What do you think her chances are without stents or surgery just medication? She has no other health issues and is pretty fit all things considered.
Just to add. Fitting stents is not surgery in the sense that you open a patient up. They simply make a 1cm incision at the top of the leg, or in the arm, and everything is guided up to the heart through the arteries. No pain, no infection complications and the heart can start to recover almost immediately.
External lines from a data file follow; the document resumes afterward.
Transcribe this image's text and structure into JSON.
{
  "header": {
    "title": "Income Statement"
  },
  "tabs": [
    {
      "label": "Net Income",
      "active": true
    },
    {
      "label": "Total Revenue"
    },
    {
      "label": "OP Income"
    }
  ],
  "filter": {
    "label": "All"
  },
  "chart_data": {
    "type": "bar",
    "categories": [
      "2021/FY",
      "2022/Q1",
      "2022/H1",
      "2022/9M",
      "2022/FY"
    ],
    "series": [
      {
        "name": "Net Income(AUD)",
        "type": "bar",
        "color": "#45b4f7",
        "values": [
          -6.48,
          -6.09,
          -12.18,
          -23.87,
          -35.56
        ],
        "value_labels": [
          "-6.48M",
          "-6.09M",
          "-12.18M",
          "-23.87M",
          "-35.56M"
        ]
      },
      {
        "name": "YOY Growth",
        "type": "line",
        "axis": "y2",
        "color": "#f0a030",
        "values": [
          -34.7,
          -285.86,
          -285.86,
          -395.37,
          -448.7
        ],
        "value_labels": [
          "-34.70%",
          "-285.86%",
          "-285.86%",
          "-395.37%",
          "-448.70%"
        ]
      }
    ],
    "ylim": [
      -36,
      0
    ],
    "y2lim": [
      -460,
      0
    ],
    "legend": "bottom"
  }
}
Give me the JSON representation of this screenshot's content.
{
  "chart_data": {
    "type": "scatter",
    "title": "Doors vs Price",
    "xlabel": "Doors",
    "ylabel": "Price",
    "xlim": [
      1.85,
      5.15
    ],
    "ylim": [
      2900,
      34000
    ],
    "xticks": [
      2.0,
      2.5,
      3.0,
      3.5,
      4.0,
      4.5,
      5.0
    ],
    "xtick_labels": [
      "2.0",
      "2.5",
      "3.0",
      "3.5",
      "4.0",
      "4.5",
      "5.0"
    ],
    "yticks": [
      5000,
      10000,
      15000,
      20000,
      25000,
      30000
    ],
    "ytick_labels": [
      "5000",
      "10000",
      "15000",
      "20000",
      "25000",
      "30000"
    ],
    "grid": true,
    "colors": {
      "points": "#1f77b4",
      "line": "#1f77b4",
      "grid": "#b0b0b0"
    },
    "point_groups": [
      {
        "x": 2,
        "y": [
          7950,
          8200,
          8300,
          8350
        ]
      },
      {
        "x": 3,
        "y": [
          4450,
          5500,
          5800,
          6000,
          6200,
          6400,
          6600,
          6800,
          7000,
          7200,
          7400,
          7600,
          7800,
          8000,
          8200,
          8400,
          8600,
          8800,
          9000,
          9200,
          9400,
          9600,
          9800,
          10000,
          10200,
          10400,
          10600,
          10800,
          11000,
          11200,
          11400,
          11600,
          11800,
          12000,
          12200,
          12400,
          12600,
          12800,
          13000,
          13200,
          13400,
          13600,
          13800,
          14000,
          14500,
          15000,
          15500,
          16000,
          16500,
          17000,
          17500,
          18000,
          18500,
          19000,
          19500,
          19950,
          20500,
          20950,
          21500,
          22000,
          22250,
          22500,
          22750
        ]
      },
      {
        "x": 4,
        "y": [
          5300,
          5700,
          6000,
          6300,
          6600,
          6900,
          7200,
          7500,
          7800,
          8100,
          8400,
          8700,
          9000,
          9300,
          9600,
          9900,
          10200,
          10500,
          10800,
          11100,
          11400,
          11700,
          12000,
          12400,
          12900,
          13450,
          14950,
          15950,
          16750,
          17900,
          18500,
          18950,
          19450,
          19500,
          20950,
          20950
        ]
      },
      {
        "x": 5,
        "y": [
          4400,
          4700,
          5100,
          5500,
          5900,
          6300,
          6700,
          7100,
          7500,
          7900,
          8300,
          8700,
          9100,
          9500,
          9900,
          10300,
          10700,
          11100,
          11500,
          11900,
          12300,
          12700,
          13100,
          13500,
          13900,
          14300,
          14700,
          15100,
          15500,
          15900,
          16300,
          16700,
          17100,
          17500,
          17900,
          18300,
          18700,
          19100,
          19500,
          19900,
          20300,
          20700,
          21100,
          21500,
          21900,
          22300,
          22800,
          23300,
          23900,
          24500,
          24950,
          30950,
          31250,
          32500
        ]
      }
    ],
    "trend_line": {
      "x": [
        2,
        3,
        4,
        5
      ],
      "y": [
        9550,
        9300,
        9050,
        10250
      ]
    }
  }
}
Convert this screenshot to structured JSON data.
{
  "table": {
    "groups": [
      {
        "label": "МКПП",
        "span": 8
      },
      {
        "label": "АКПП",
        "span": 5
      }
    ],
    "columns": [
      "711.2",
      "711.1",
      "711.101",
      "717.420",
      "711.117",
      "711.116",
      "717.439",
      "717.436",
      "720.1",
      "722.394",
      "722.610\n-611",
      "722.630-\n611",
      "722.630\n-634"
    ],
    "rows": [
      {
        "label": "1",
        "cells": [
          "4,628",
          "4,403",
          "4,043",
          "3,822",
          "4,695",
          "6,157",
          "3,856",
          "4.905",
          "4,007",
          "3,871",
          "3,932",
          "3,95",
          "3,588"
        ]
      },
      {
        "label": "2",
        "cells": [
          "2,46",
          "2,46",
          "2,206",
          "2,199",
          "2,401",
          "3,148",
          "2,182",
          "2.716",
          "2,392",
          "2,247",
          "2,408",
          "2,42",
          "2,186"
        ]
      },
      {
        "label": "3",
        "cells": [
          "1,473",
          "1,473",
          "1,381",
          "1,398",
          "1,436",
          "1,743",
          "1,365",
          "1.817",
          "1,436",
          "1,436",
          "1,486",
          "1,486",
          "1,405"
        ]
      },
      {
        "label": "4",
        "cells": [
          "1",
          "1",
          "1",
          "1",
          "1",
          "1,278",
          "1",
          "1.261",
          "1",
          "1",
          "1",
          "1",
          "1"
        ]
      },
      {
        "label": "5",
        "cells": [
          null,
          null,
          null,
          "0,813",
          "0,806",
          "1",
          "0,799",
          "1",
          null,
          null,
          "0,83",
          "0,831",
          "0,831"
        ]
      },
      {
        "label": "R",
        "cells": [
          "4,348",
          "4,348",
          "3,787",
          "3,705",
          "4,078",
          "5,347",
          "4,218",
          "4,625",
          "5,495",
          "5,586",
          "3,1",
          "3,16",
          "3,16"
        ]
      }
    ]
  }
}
What type of test did your Mother have to determine the blockages? Maybe she had an Angiogram then? or was it a CT scan?
I saw consultant cardiologists at 9 different hospitals and not one had the expertise or confidence to even attempt removing my blockage using stents. The blockage was an inch long at the top of the left artery and every cardiologist estimated it as too risky. They quoted a 20% chance of death.
I then approached a research/teaching institute in London where the professors work and managed to persuade one cardiologist to look at my coronary artery images. He called me in for a chat and said "I've looked at your arteries and I can open your blockage if you like, this afternoon". I was shocked and asked him the risk. He said "I have to give it a risk factor by law, so I'm not allowed to say zero, say I will say 1%". That afternoon he opened my left artery and stented it from top to bottom. I did question why he was so confident and he said "I grew up with balloons and stents, I fitted the first stent in the UK and helped to develop the technology. If you like, I was one of the parents developing this child". During the procedure I noticed the other 9 cardiologists in the side room observing everything being done, watching the so called impossible being performed. Whatever a cardiologist tells you with regards to intervention is always based on their own personal experience and confidence. It can't be based on anything else.
My mother saw a top cardiologist at a private hospital. Mum would not consider surgery anyway.
Here in the UK it would simply depend on the severity of the disease. Opening arteries can only give improvement. If the disease is too bad to stent and give benefits, then bypass is considered. I have met an 80 year old patient here who had bypass surgery and is still doing well.
I don't know how they handle cases like that in the U.K., never mind Australia. I can only relate to what happened to an aquaintance of ours here in the States. She was 81 years old and went to the hospital with Angina, they said, you have blocked arteries and there is nothing we can do and sent her home. Six months later she was back. They were going to sent her home again, but her husband objected: "She is still sick and can't go home like that." She died in the hospital several days later. This happened before somebody invented the term "Death Panels" referring to the comprehensive medical treatment overhaul that say
call "Obamacare".
ed34 is right, ask about stents, or, I think the term is angioplasty ( not sure of the spelling, but it's a procedure to open blocked arteries)
I am a bit confused. Because of her age, they will not operate? Is this bypass surgery they are referring to? If there is triple artery disease, I find it hard to swallow that they can't open one of them up at least, using stents. This would give the opportunity for collateral vessels to open up and improve the situation. Perhaps the hospital you visited doesn't have the right skill levels. I had the same situation and I just asked the cardiologist "You obviously don't have the confidence, and skill set, so can you please recommend someone who DOES". I was then given names of various top players in a training hospital/college.